Narrator: Although tear gas remains ille­gal for use in combat, US mil­i­tary mem­bers are exposed to its effects during basic train­ing. And today, tear gas remains legal for use by domes­tic law enforce­ment. The United Nations released offi­cial guid­ance on the use of less-lethal weapons by law enforce­ment, which says they “should be con­sid­ered a mea­sure of last resort.”

Feigenbaum: We have the United Nations’ Basic Principles on the Use of Force, but these don’t really have leg­isla­tive weight behind them, and so it’s not nec­es­sar­i­ly man­dat­ed that police depart­ments need to follow these. If police depart­ments needed to follow these, we would still have tear gas, but the way in which it could be used would look very dif­fer­ent to the kind of use that we see today. Major restric­tions on the kinds of con­di­tions that would allow police to use it.

Narrator: Some have advo­cat­ed for alter­na­tive less-lethal weapons, like the Active Denial System, a rel­a­tive­ly new tech­nol­o­gy that emits highly tar­get­ed elec­tro­mag­net­ic rays that heat skin on con­tact but report­ed­ly do not leave any last­ing effects.
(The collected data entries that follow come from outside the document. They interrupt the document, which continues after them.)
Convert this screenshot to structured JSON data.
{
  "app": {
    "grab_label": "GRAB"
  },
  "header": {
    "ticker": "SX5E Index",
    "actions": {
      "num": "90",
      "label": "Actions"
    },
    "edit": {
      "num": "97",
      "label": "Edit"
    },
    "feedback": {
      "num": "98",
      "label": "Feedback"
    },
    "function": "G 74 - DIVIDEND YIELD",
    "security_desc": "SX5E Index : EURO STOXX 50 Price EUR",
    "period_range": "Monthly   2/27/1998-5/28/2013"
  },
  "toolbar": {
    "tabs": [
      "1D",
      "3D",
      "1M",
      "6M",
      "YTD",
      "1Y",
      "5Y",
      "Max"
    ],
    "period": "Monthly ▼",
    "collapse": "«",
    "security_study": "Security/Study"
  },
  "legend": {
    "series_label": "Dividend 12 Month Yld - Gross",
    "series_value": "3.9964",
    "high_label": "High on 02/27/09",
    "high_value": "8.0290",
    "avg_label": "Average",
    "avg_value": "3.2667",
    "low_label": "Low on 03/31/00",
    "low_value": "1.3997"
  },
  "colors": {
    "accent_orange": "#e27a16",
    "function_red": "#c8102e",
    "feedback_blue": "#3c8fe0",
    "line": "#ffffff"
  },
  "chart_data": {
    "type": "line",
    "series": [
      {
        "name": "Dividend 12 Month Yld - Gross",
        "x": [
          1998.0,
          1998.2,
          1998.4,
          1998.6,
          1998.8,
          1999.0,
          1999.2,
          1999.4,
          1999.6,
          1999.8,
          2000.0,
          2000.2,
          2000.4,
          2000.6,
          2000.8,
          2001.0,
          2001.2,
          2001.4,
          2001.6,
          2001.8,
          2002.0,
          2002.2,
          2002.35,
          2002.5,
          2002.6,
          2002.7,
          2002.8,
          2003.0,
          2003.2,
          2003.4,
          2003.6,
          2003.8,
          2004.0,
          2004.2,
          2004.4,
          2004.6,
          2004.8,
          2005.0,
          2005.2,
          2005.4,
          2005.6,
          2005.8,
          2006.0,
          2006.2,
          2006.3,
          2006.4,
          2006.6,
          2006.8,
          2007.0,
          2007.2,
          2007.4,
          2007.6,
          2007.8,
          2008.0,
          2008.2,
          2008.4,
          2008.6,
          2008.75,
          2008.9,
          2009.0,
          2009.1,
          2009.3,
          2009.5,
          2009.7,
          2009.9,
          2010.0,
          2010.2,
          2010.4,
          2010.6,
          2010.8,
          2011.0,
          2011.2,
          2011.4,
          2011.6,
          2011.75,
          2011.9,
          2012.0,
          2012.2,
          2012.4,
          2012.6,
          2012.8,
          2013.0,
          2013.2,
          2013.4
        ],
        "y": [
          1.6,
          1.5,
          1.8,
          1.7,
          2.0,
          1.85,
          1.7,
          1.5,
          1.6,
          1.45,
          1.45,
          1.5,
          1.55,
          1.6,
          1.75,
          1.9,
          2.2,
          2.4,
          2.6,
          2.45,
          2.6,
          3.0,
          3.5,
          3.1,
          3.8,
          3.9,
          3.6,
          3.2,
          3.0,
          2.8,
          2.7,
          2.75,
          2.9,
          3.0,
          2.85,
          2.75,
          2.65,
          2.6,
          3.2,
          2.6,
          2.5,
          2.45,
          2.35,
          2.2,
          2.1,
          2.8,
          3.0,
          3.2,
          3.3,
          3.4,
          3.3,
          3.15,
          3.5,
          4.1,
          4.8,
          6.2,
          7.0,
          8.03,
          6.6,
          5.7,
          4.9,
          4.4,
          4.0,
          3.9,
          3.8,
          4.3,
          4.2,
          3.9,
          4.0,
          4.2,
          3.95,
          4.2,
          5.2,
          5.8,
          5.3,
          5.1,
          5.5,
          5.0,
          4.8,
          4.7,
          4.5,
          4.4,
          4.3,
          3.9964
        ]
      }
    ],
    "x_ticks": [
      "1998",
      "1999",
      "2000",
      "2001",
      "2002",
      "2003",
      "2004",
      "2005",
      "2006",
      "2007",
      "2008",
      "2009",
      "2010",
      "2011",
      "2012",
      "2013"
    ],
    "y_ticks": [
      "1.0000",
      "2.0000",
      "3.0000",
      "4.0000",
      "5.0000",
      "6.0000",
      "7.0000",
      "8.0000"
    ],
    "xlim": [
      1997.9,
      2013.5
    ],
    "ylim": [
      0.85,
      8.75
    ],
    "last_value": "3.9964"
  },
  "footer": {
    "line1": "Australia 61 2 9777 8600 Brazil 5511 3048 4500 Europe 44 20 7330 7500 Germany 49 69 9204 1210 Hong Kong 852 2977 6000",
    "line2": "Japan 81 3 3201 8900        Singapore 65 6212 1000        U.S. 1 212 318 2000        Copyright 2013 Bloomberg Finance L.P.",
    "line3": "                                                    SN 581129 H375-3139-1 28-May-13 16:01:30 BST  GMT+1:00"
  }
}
But ques­tions remain around the pur­pose of these weapons and law enforce­ment in protest sit­u­a­tions.

Dakwar: This is the moment to reex­am­ine and revis­it the tol­er­ance towards the easy use of such weapons in the con­text of mass assem­blies and protests, even if it’s a tem­po­rary ban to exam­ine ram­i­fi­ca­tions and to come out with clear guid­ance for law enforce­ment and what their respon­si­bil­i­ties are when it comes to these mass assem­blies and protests.

Narrator: In June, Oregon passed a bill lim­it­ing the use of tear gas with a loop­hole that allows offi­cers to deploy tear gas in a loose­ly defined con­text of riot con­trol. Hours after the gov­er­nor signed the bill, law-enforce­ment offi­cers in Portland used tear gas on a group of pro­test­ers after declar­ing the scene a riot. Business Insider reached out to the National Association of Police Organizations, but it did not return our request for com­ment.

Feigenbaum: Whether or not tear gas would be banned out­right, that debate is instant­ly, and right­ly so, going to enter into a broad­er debate around, what is a jus­ti­fied use of force by police? Is it even the police who should be on the street when we are seeing mass protest? Is polic­ing actu­al­ly the right response?

Narrator: As fed­er­al offi­cers con­tin­ue to be deployed around the coun­try to con­front pro­test­ers, the cloud of tear gas con­tin­ues to grow. NonLethal Technologies, along with Combined Systems and the Safariland Group, did not respond to Business Insider’s requests for com­ment.